Hong Kong: a Yankee plot?

Submitted by AWL on 20 June, 2019 - 10:38 Author: Jim Denham
HK march

Throughout the recent dramas in Hong Kong, Britain’s “socialist daily” the Morning Star, said precisely… nothing. No coverage at all until after the Hong Kong government had backed down. Then that after-the-event coverage was (as we shall see) even more revealing than the previous noncoverage.

Perhaps the people who run the paper (i.e. the Communist Party of Britain – the CPB) thought their readers wouldn’t be interested — but then, the paper recently carried a lengthy and highly diplomatic report of a CPB delegation to China.

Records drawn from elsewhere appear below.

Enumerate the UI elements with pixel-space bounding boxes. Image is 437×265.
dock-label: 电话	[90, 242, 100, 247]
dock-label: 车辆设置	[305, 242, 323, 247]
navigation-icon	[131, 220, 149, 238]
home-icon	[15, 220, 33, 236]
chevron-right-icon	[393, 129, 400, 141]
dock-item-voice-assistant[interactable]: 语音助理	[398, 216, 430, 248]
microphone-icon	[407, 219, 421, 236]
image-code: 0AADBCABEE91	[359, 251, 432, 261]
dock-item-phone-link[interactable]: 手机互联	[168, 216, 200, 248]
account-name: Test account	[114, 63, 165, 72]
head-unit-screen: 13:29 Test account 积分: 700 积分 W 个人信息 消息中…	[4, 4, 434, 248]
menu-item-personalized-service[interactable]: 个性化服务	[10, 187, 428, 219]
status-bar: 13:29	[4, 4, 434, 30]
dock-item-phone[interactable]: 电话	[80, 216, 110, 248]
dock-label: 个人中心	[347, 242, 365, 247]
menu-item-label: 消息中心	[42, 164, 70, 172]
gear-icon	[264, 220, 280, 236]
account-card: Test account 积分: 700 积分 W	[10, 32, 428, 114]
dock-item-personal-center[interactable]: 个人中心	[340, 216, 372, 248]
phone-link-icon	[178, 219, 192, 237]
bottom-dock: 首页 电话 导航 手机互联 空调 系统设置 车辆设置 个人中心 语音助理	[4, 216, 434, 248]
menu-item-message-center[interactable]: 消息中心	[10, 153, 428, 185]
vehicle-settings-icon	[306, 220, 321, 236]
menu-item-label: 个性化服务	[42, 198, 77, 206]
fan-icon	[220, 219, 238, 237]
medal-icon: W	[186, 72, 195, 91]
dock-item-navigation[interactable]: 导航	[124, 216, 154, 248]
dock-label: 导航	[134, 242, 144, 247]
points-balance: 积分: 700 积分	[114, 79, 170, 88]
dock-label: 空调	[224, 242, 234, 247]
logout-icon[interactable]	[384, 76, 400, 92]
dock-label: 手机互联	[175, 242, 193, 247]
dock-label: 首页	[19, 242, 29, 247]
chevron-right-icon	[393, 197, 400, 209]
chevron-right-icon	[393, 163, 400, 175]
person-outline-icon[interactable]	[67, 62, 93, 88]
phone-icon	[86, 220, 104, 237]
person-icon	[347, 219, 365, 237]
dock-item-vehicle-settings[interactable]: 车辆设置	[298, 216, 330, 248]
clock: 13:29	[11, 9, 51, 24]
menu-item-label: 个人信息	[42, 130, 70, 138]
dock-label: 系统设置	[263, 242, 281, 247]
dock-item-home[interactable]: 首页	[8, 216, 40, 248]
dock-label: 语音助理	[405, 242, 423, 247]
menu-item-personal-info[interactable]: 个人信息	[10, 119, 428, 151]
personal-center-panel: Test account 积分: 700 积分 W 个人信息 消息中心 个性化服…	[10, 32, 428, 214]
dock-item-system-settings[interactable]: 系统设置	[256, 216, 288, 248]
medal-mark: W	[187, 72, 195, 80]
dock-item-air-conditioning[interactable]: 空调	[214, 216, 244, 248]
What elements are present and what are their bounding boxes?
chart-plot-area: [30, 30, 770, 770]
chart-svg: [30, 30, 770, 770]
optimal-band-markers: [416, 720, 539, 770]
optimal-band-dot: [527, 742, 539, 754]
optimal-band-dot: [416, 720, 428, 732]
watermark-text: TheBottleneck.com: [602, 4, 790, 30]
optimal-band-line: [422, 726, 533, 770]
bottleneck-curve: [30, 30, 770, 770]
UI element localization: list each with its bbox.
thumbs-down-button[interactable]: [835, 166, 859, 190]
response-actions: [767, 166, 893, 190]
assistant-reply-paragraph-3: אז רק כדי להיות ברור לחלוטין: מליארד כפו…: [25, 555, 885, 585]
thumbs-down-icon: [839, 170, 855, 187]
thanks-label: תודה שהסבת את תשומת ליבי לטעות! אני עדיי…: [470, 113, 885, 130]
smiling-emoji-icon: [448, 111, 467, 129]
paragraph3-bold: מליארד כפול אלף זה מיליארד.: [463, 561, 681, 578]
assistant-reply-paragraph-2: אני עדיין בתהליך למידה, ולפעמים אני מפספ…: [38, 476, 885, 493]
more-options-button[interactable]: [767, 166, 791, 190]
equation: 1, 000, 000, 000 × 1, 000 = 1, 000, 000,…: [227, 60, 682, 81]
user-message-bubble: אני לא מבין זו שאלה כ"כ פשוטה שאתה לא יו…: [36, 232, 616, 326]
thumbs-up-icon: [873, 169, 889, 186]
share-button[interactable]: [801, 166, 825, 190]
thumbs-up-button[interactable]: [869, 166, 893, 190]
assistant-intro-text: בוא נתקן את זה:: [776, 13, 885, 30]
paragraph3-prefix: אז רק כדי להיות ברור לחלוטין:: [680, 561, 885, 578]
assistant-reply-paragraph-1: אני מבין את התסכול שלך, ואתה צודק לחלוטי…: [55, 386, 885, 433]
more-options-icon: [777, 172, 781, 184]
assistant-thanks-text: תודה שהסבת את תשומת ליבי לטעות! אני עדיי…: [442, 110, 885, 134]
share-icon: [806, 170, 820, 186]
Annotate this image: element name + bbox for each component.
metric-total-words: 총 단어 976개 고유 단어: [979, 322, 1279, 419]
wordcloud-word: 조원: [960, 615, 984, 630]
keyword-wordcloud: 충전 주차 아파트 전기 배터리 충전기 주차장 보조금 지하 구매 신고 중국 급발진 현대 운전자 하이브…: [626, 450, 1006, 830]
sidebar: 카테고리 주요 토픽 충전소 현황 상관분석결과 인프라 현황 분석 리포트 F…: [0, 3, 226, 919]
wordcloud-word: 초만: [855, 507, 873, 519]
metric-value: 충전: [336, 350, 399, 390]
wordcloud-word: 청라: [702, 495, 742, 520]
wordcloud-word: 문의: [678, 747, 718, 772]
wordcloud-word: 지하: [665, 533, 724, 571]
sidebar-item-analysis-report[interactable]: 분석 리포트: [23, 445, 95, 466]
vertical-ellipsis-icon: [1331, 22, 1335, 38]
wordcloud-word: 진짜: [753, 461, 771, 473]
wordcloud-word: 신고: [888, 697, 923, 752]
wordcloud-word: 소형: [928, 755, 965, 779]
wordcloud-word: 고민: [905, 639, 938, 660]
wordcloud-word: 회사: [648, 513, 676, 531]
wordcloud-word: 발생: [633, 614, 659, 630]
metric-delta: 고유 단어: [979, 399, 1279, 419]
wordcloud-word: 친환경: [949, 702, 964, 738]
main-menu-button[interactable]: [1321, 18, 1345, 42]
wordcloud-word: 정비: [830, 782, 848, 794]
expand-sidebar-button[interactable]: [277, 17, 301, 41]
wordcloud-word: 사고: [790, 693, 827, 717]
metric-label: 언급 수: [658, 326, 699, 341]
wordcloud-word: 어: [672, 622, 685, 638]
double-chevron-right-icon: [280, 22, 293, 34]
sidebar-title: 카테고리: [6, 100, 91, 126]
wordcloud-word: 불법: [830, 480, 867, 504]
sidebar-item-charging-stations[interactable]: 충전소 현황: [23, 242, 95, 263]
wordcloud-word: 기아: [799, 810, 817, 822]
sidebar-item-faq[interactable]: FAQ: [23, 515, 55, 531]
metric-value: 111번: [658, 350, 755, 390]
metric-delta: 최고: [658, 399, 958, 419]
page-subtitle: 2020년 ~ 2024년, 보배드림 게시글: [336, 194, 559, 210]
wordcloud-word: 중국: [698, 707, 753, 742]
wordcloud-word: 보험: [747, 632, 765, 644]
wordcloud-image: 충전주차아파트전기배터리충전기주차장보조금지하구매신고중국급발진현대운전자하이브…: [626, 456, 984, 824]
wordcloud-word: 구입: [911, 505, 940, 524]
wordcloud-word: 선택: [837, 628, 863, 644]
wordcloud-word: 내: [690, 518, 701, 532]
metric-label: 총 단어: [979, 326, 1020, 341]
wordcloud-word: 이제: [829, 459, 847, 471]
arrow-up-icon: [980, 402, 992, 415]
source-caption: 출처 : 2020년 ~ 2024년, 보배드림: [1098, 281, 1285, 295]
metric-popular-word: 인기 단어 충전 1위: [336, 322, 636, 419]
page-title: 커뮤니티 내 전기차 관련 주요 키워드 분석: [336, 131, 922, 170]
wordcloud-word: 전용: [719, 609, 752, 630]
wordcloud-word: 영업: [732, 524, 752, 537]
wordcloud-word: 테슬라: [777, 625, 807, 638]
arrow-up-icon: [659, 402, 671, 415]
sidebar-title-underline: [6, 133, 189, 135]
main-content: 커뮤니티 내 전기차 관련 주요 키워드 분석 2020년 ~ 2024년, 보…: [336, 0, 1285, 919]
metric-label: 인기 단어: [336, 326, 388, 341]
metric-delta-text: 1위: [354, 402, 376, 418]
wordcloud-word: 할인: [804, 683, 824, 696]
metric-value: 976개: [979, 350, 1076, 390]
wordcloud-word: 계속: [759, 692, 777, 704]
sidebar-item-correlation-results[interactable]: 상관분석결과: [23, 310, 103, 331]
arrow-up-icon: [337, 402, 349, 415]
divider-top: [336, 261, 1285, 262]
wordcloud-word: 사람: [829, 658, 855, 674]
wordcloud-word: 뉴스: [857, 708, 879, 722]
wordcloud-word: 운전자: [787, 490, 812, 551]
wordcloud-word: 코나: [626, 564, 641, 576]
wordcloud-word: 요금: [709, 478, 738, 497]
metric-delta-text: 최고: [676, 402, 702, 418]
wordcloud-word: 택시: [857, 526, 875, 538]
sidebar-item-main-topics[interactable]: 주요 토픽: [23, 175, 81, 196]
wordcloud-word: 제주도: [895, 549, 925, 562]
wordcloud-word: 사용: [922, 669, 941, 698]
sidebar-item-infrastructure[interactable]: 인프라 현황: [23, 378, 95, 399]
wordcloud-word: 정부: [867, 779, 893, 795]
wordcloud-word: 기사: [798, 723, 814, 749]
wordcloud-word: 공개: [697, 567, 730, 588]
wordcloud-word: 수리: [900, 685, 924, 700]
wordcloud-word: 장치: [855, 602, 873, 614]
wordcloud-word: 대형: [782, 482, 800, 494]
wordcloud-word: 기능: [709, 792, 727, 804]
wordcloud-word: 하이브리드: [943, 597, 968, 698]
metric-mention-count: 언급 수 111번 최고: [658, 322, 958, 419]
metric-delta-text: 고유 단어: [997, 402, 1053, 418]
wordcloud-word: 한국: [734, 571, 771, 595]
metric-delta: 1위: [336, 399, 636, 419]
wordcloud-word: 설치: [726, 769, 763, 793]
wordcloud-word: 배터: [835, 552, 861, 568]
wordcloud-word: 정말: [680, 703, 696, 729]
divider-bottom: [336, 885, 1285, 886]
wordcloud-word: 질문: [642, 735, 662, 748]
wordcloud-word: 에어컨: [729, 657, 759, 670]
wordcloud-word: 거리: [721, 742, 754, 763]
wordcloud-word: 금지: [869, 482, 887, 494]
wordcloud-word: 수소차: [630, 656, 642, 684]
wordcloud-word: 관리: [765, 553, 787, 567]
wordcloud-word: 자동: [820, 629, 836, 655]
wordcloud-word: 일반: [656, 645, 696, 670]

Since 9 June, up to two million people in Hong Kong — more than one in seven city residents — have taken to the streets to protest against legislation that would allow local officials to arrest and extradite to the mainland any person accused of one of 37 types of crime. Political offences are, in theory, excluded from the list, but nobody is fooled: contriving criminal charges against political opponents is child’s play for Beijing, which controls the mainland’s courts and has well-documented form in concocting legal cases for political purposes.

The extradition bill is just the latest breach of China’s commitment to maintain Hong Kong’s way of life for 50 years after its handover from Britain in 1997 In 2015, mainland authorities abducted five Hong Kong booksellers known for selling politically sensitive titles and held them in solitary confinement for months until they pleaded guilty to various offences

On Wednesday 12 June, demonstrations spiralled into the worst political violence since the handover from British rule, with police firing teargas and rubber bullets and attacking protesters. Later, there were arrests of activists, including in hospital. With another march already scheduled for Sunday 16 June, and public anger heightened by police brutality and detentions, China’s puppet Lam was forced into a dramatic reversal, suspending the extradition bill, after meeting top Chinese officials. Then on Monday 17 June the Morning Star carried a brief report on page 7.

“Thousands” (not the one or two million reported elsewhere and shown in aerial film) protested against “a proposed law that would allow the extradition of suspects to the rest of China on a case-by-case basis.” The report note that the protesters “say the law would allow mainland authorities to target political opponents” but dismissed those fears.

“China Daily journalist Ian Goodrum argues that ‘there’s [currently] no legal way to prevent criminals in other parts of China from escaping charges by fleeing to Hong Kong. It would be like Louisiana – which you’ll remember, has a unique judicial system – refusing to send fugitives to Texas or California for crimes committed in those states.”

The Morning Star had little to say against the law, but it had a fair bit to say against the protests.

“A key protest organiser is the Civil Human Rights Front, which lists the US National Endowment for Democracy-funded Hong Kong Human Rights movement among its constituent organisations”.

So let’s get this straight: according to the Morning Star, one of the key protest organisations includes another organisation that (are you following this?) has accepted funding from the National Endowment for Democracy (NED). According to the NED’s online Democracy Projects Database, it has given funding to that Hong Kong group for programmes relating to China’s Xinjiang province and its Uyghur people. The NED states that it will “maintain an English- and Uyghur-language website on the human rights situation of Uyghur women and children; conduct a civic education seminar for Uyghur women; and conduct advocacy on behalf of the human rights of Uyghurs in China.”

Bound to be sinister, then. For the Morning Star, it proved that the “Yankees” (the Morning Star has recently revived that term) were behind the protests!